In contrast, dogs seem to remarkably emotionally stable and loving. If you accidentally - or even deliberately - do something wrong, your dog will still be as friendly to you as ever. Dogs don't judge us: they just carry on liking us.
Dogs also have practical functions: they have evolved to be excellent monitors of our environment. The term "watchdog" describes most dogs: they may seem to be sleeping at night, but if there are any strange goings on (such as people loitering in your garden, or even full-on burglars), dogs are quick to wake up and bark. Even in countries where dogs are not kept as indoor pets - in areas like the slums of Delhi - street dogs are valued as security guards, barking to alert people when something out-of-the-ordinary is going on.
And plenty of studies have shown that dogs are good for us. They reduce loneliness and depression, they lower our blood pressure, and they encourage to get outside and exercise.
So all in all, it's easy to see why so many people want to keep dogs. They are a popular part of Irish life: surveys have shown that over half of Irish households own a dog.

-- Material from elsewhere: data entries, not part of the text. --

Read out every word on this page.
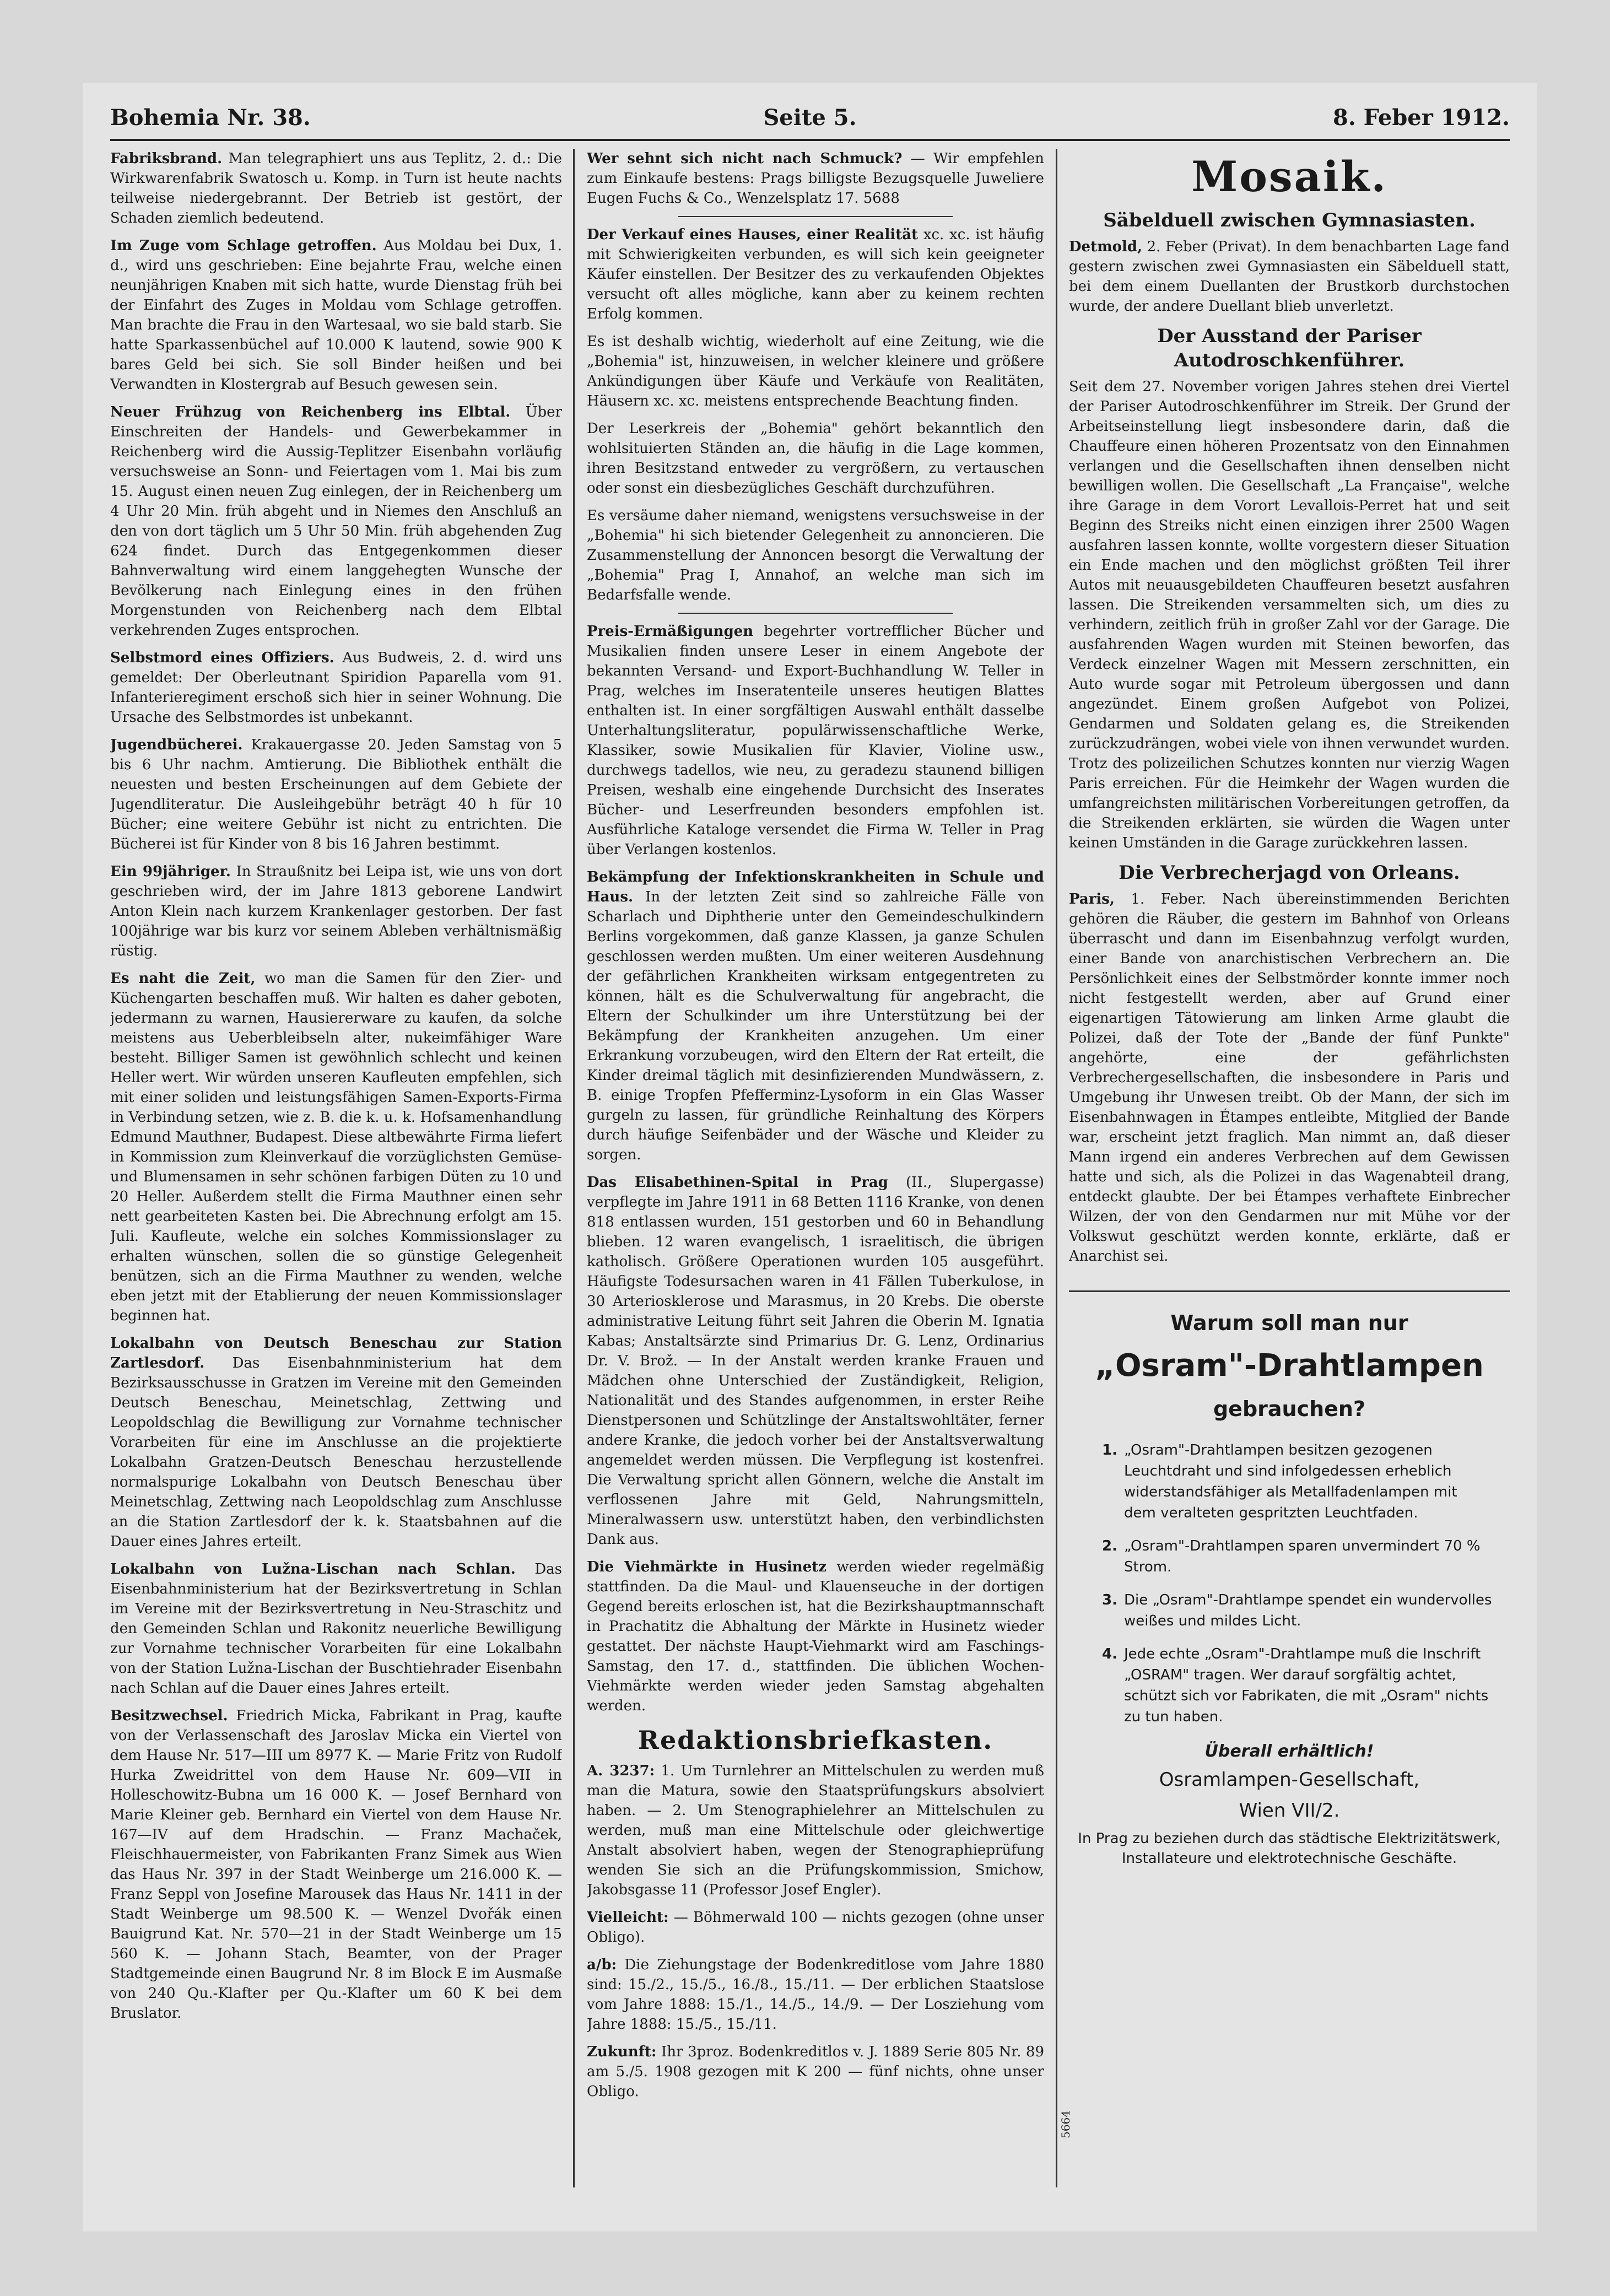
Bohemia Nr. 38.	Seite 5.	8. Feber 1912.

Fabriksbrand. Man telegraphiert uns aus Teplitz, 2. d.: Die Wirkwarenfabrik Swatosch u. Komp. in Turn ist heute nachts teilweise niedergebrannt. Der Betrieb ist gestört, der Schaden ziemlich bedeutend.

Im Zuge vom Schlage getroffen. Aus Moldau bei Dux, 1. d., wird uns geschrieben: Eine bejahrte Frau, welche einen neunjährigen Knaben mit sich hatte, wurde Dienstag früh bei der Einfahrt des Zuges in Moldau vom Schlage getroffen. Man brachte die Frau in den Wartesaal, wo sie bald starb. Sie hatte Sparkassenbüchel auf 10.000 K lautend, sowie 900 K bares Geld bei sich. Sie soll Binder heißen und bei Verwandten in Klostergrab auf Besuch gewesen sein.

Neuer Frühzug von Reichenberg ins Elbtal. Über Einschreiten der Handels- und Gewerbekammer in Reichenberg wird die Aussig-Teplitzer Eisenbahn vorläufig versuchsweise an Sonn- und Feiertagen vom 1. Mai bis zum 15. August einen neuen Zug einlegen, der in Reichenberg um 4 Uhr 20 Min. früh abgeht und in Niemes den Anschluß an den von dort täglich um 5 Uhr 50 Min. früh abgehenden Zug 624 findet. Durch das Entgegenkommen dieser Bahnverwaltung wird einem langgehegten Wunsche der Bevölkerung nach Einlegung eines in den frühen Morgenstunden von Reichenberg nach dem Elbtal verkehrenden Zuges entsprochen.

Selbstmord eines Offiziers. Aus Budweis, 2. d. wird uns gemeldet: Der Oberleutnant Spiridion Paparella vom 91. Infanterieregiment erschoß sich hier in seiner Wohnung. Die Ursache des Selbstmordes ist unbekannt.

Jugendbücherei. Krakauergasse 20. Jeden Samstag von 5 bis 6 Uhr nachm. Amtierung. Die Bibliothek enthält die neuesten und besten Erscheinungen auf dem Gebiete der Jugendliteratur. Die Ausleihgebühr beträgt 40 h für 10 Bücher; eine weitere Gebühr ist nicht zu entrichten. Die Bücherei ist für Kinder von 8 bis 16 Jahren bestimmt.

Ein 99jähriger. In Straußnitz bei Leipa ist, wie uns von dort geschrieben wird, der im Jahre 1813 geborene Landwirt Anton Klein nach kurzem Krankenlager gestorben. Der fast 100jährige war bis kurz vor seinem Ableben verhältnismäßig rüstig.

Es naht die Zeit, wo man die Samen für den Zier- und Küchengarten beschaffen muß. Wir halten es daher geboten, jedermann zu warnen, Hausiererware zu kaufen, da solche meistens aus Ueberbleibseln alter, nukeimfähiger Ware besteht. Billiger Samen ist gewöhnlich schlecht und keinen Heller wert. Wir würden unseren Kaufleuten empfehlen, sich mit einer soliden und leistungsfähigen Samen-Exports-Firma in Verbindung setzen, wie z. B. die k. u. k. Hofsamenhandlung Edmund Mauthner, Budapest. Diese altbewährte Firma liefert in Kommission zum Kleinverkauf die vorzüglichsten Gemüse- und Blumensamen in sehr schönen farbigen Düten zu 10 und 20 Heller. Außerdem stellt die Firma Mauthner einen sehr nett gearbeiteten Kasten bei. Die Abrechnung erfolgt am 15. Juli. Kaufleute, welche ein solches Kommissionslager zu erhalten wünschen, sollen die so günstige Gelegenheit benützen, sich an die Firma Mauthner zu wenden, welche eben jetzt mit der Etablierung der neuen Kommissionslager beginnen hat.

Lokalbahn von Deutsch Beneschau zur Station Zartlesdorf. Das Eisenbahnministerium hat dem Bezirksausschusse in Gratzen im Vereine mit den Gemeinden Deutsch Beneschau, Meinetschlag, Zettwing und Leopoldschlag die Bewilligung zur Vornahme technischer Vorarbeiten für eine im Anschlusse an die projektierte Lokalbahn Gratzen-Deutsch Beneschau herzustellende normalspurige Lokalbahn von Deutsch Beneschau über Meinetschlag, Zettwing nach Leopoldschlag zum Anschlusse an die Station Zartlesdorf der k. k. Staatsbahnen auf die Dauer eines Jahres erteilt.

Lokalbahn von Lužna-Lischan nach Schlan. Das Eisenbahnministerium hat der Bezirksvertretung in Schlan im Vereine mit der Bezirksvertretung in Neu-Straschitz und den Gemeinden Schlan und Rakonitz neuerliche Bewilligung zur Vornahme technischer Vorarbeiten für eine Lokalbahn von der Station Lužna-Lischan der Buschtiehrader Eisenbahn nach Schlan auf die Dauer eines Jahres erteilt.

Besitzwechsel. Friedrich Micka, Fabrikant in Prag, kaufte von der Verlassenschaft des Jaroslav Micka ein Viertel von dem Hause Nr. 517—III um 8977 K. — Marie Fritz von Rudolf Hurka Zweidrittel von dem Hause Nr. 609—VII in Holleschowitz-Bubna um 16 000 K. — Josef Bernhard von Marie Kleiner geb. Bernhard ein Viertel von dem Hause Nr. 167—IV auf dem Hradschin. — Franz Machaček, Fleischhauermeister, von Fabrikanten Franz Simek aus Wien das Haus Nr. 397 in der Stadt Weinberge um 216.000 K. — Franz Seppl von Josefine Marousek das Haus Nr. 1411 in der Stadt Weinberge um 98.500 K. — Wenzel Dvořák einen Bauigrund Kat. Nr. 570—21 in der Stadt Weinberge um 15 560 K. — Johann Stach, Beamter, von der Prager Stadtgemeinde einen Baugrund Nr. 8 im Block E im Ausmaße von 240 Qu.-Klafter per Qu.-Klafter um 60 K bei dem Bruslator.

Wer sehnt sich nicht nach Schmuck? — Wir empfehlen zum Einkaufe bestens: Prags billigste Bezugsquelle Juweliere Eugen Fuchs & Co., Wenzelsplatz 17. 5688

Der Verkauf eines Hauses, einer Realität xc. xc. ist häufig mit Schwierigkeiten verbunden, es will sich kein geeigneter Käufer einstellen. Der Besitzer des zu verkaufenden Objektes versucht oft alles mögliche, kann aber zu keinem rechten Erfolg kommen.

Es ist deshalb wichtig, wiederholt auf eine Zeitung, wie die „Bohemia" ist, hinzuweisen, in welcher kleinere und größere Ankündigungen über Käufe und Verkäufe von Realitäten, Häusern xc. xc. meistens entsprechende Beachtung finden.

Der Leserkreis der „Bohemia" gehört bekanntlich den wohlsituierten Ständen an, die häufig in die Lage kommen, ihren Besitzstand entweder zu vergrößern, zu vertauschen oder sonst ein diesbezügliches Geschäft durchzuführen.

Es versäume daher niemand, wenigstens versuchsweise in der „Bohemia" hi sich bietender Gelegenheit zu annoncieren. Die Zusammenstellung der Annoncen besorgt die Verwaltung der „Bohemia" Prag I, Annahof, an welche man sich im Bedarfsfalle wende.

Preis-Ermäßigungen begehrter vortrefflicher Bücher und Musikalien finden unsere Leser in einem Angebote der bekannten Versand- und Export-Buchhandlung W. Teller in Prag, welches im Inseratenteile unseres heutigen Blattes enthalten ist. In einer sorgfältigen Auswahl enthält dasselbe Unterhaltungsliteratur, populärwissenschaftliche Werke, Klassiker, sowie Musikalien für Klavier, Violine usw., durchwegs tadellos, wie neu, zu geradezu staunend billigen Preisen, weshalb eine eingehende Durchsicht des Inserates Bücher- und Leserfreunden besonders empfohlen ist. Ausführliche Kataloge versendet die Firma W. Teller in Prag über Verlangen kostenlos.

Bekämpfung der Infektionskrankheiten in Schule und Haus. In der letzten Zeit sind so zahlreiche Fälle von Scharlach und Diphtherie unter den Gemeindeschulkindern Berlins vorgekommen, daß ganze Klassen, ja ganze Schulen geschlossen werden mußten. Um einer weiteren Ausdehnung der gefährlichen Krankheiten wirksam entgegentreten zu können, hält es die Schulverwaltung für angebracht, die Eltern der Schulkinder um ihre Unterstützung bei der Bekämpfung der Krankheiten anzugehen. Um einer Erkrankung vorzubeugen, wird den Eltern der Rat erteilt, die Kinder dreimal täglich mit desinfizierenden Mundwässern, z. B. einige Tropfen Pfefferminz-Lysoform in ein Glas Wasser gurgeln zu lassen, für gründliche Reinhaltung des Körpers durch häufige Seifenbäder und der Wäsche und Kleider zu sorgen.

Das Elisabethinen-Spital in Prag (II., Slupergasse) verpflegte im Jahre 1911 in 68 Betten 1116 Kranke, von denen 818 entlassen wurden, 151 gestorben und 60 in Behandlung blieben. 12 waren evangelisch, 1 israelitisch, die übrigen katholisch. Größere Operationen wurden 105 ausgeführt. Häufigste Todesursachen waren in 41 Fällen Tuberkulose, in 30 Arteriosklerose und Marasmus, in 20 Krebs. Die oberste administrative Leitung führt seit Jahren die Oberin M. Ignatia Kabas; Anstaltsärzte sind Primarius Dr. G. Lenz, Ordinarius Dr. V. Brož. — In der Anstalt werden kranke Frauen und Mädchen ohne Unterschied der Zuständigkeit, Religion, Nationalität und des Standes aufgenommen, in erster Reihe Dienstpersonen und Schützlinge der Anstaltswohltäter, ferner andere Kranke, die jedoch vorher bei der Anstaltsverwaltung angemeldet werden müssen. Die Verpflegung ist kostenfrei. Die Verwaltung spricht allen Gönnern, welche die Anstalt im verflossenen Jahre mit Geld, Nahrungsmitteln, Mineralwassern usw. unterstützt haben, den verbindlichsten Dank aus.

Die Viehmärkte in Husinetz werden wieder regelmäßig stattfinden. Da die Maul- und Klauenseuche in der dortigen Gegend bereits erloschen ist, hat die Bezirkshauptmannschaft in Prachatitz die Abhaltung der Märkte in Husinetz wieder gestattet. Der nächste Haupt-Viehmarkt wird am Faschings-Samstag, den 17. d., stattfinden. Die üblichen Wochen-Viehmärkte werden wieder jeden Samstag abgehalten werden.

Redaktionsbriefkasten.

A. 3237: 1. Um Turnlehrer an Mittelschulen zu werden muß man die Matura, sowie den Staatsprüfungskurs absolviert haben. — 2. Um Stenographielehrer an Mittelschulen zu werden, muß man eine Mittelschule oder gleichwertige Anstalt absolviert haben, wegen der Stenographieprüfung wenden Sie sich an die Prüfungskommission, Smichow, Jakobsgasse 11 (Professor Josef Engler).

Vielleicht: — Böhmerwald 100 — nichts gezogen (ohne unser Obligo).

a/b: Die Ziehungstage der Bodenkreditlose vom Jahre 1880 sind: 15./2., 15./5., 16./8., 15./11. — Der erblichen Staatslose vom Jahre 1888: 15./1., 14./5., 14./9. — Der Losziehung vom Jahre 1888: 15./5., 15./11.

Zukunft: Ihr 3proz. Bodenkreditlos v. J. 1889 Serie 805 Nr. 89 am 5./5. 1908 gezogen mit K 200 — fünf nichts, ohne unser Obligo.

5664
Mosaik.
Säbelduell zwischen Gymnasiasten.

Detmold, 2. Feber (Privat). In dem benachbarten Lage fand gestern zwischen zwei Gymnasiasten ein Säbelduell statt, bei dem einem Duellanten der Brustkorb durchstochen wurde, der andere Duellant blieb unverletzt.

Der Ausstand der Pariser Autodroschkenführer.

Seit dem 27. November vorigen Jahres stehen drei Viertel der Pariser Autodroschkenführer im Streik. Der Grund der Arbeitseinstellung liegt insbesondere darin, daß die Chauffeure einen höheren Prozentsatz von den Einnahmen verlangen und die Gesellschaften ihnen denselben nicht bewilligen wollen. Die Gesellschaft „La Française", welche ihre Garage in dem Vorort Levallois-Perret hat und seit Beginn des Streiks nicht einen einzigen ihrer 2500 Wagen ausfahren lassen konnte, wollte vorgestern dieser Situation ein Ende machen und den möglichst größten Teil ihrer Autos mit neuausgebildeten Chauffeuren besetzt ausfahren lassen. Die Streikenden versammelten sich, um dies zu verhindern, zeitlich früh in großer Zahl vor der Garage. Die ausfahrenden Wagen wurden mit Steinen beworfen, das Verdeck einzelner Wagen mit Messern zerschnitten, ein Auto wurde sogar mit Petroleum übergossen und dann angezündet. Einem großen Aufgebot von Polizei, Gendarmen und Soldaten gelang es, die Streikenden zurückzudrängen, wobei viele von ihnen verwundet wurden. Trotz des polizeilichen Schutzes konnten nur vierzig Wagen Paris erreichen. Für die Heimkehr der Wagen wurden die umfangreichsten militärischen Vorbereitungen getroffen, da die Streikenden erklärten, sie würden die Wagen unter keinen Umständen in die Garage zurückkehren lassen.

Die Verbrecherjagd von Orleans.

Paris, 1. Feber. Nach übereinstimmenden Berichten gehören die Räuber, die gestern im Bahnhof von Orleans überrascht und dann im Eisenbahnzug verfolgt wurden, einer Bande von anarchistischen Verbrechern an. Die Persönlichkeit eines der Selbstmörder konnte immer noch nicht festgestellt werden, aber auf Grund einer eigenartigen Tätowierung am linken Arme glaubt die Polizei, daß der Tote der „Bande der fünf Punkte" angehörte, eine der gefährlichsten Verbrechergesellschaften, die insbesondere in Paris und Umgebung ihr Unwesen treibt. Ob der Mann, der sich im Eisenbahnwagen in Étampes entleibte, Mitglied der Bande war, erscheint jetzt fraglich. Man nimmt an, daß dieser Mann irgend ein anderes Verbrechen auf dem Gewissen hatte und sich, als die Polizei in das Wagenabteil drang, entdeckt glaubte. Der bei Étampes verhaftete Einbrecher Wilzen, der von den Gendarmen nur mit Mühe vor der Volkswut geschützt werden konnte, erklärte, daß er Anarchist sei.

Warum soll man nur
„Osram"-Drahtlampen
gebrauchen?
1. „Osram"-Drahtlampen besitzen gezogenen Leuchtdraht und sind infolgedessen erheblich widerstandsfähiger als Metallfadenlampen mit dem veralteten gespritzten Leuchtfaden.
2. „Osram"-Drahtlampen sparen unvermindert 70 % Strom.
3. Die „Osram"-Drahtlampe spendet ein wundervolles weißes und mildes Licht.
4. Jede echte „Osram"-Drahtlampe muß die Inschrift „OSRAM" tragen. Wer darauf sorgfältig achtet, schützt sich vor Fabrikaten, die mit „Osram" nichts zu tun haben.
Überall erhältlich!
Osramlampen-Gesellschaft,
Wien VII/2.
In Prag zu beziehen durch das städtische Elektrizitätswerk, Installateure und elektrotechnische Geschäfte.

However the important aspect that seems to be easy to forget is that dog ownership is a two-way street. Anyone who is considering getting a dog needs to answer two questions. First, will it be fun for me to have a dog? And second, equally importantly, will it be fun for my new dog?
Dogs are social, sentient creatures who have needs, just as humans have needs. They enjoy - and they need - the company of a pack. They need to engage with the world around them. They can't just be left in a space, all on their own.
So, for starters, if everyone in a household is working from 9am to 5pm, then the situation is not right for a dog. Arguably, it could be possible, but it would need special circumstances. For example, if the dog was taken to a doggy day care facility when the humans head off to work. Or if there was a local person who was happy to take care of the dog on a one-to-one basis during the day time. But the concept of owning a dog, but leaving the animal on its own for eight hours a day is a non-starter. The dog would suffer from social deprivation, and this would be manifested in clear ways, such as barking, howling, chewing the house and other so-called "bad behaviours".
In fact, there's a strong argument that it would be illegal to keep a dog in such circumstances. Under the Animal Health and Welfare Act 2013, it's against the law for a person "to do, or fail to do, anything or cause or permit anything to be done to an animal that causes unnecessary suffering to, or endanger the health or welfare of, an animal," That's legalese for saying that it's against the law to do anything that makes animals suffer. And keeping a dog on its own for eight hours a day, five days a week, is pretty much guaranteed to cause suffering.
The sad truth is that there are many dogs in Ireland who do live solitary, lonely lives like this. There are many possible reasons, including the fact that people's lives change over time. Someone may get a dog when they are based at home, then five years later, their circumstances change. Perhaps their new job means that they can no longer spend so much time at home.
There are many other circumstances which may mean that a dog is unexpectedly forced to spend more time on its own than their owners intended. It's unfortunate when this happens, and hopefully a way may be found of making it easier for the dog, such as lunchtime walks, day care or other ways of lessening the solitude.
It's bad enough that these type of circumstances accidentally occur. But to deliberately create a situation where a dog will predictably be on its own for long stretches of time, five days a week? That's just wrong.
So my answer to this questioner, and to the many other people who ask me similar questions, is simple.
No, it is not appropriate to keep a dog if you're going to be out at work all day.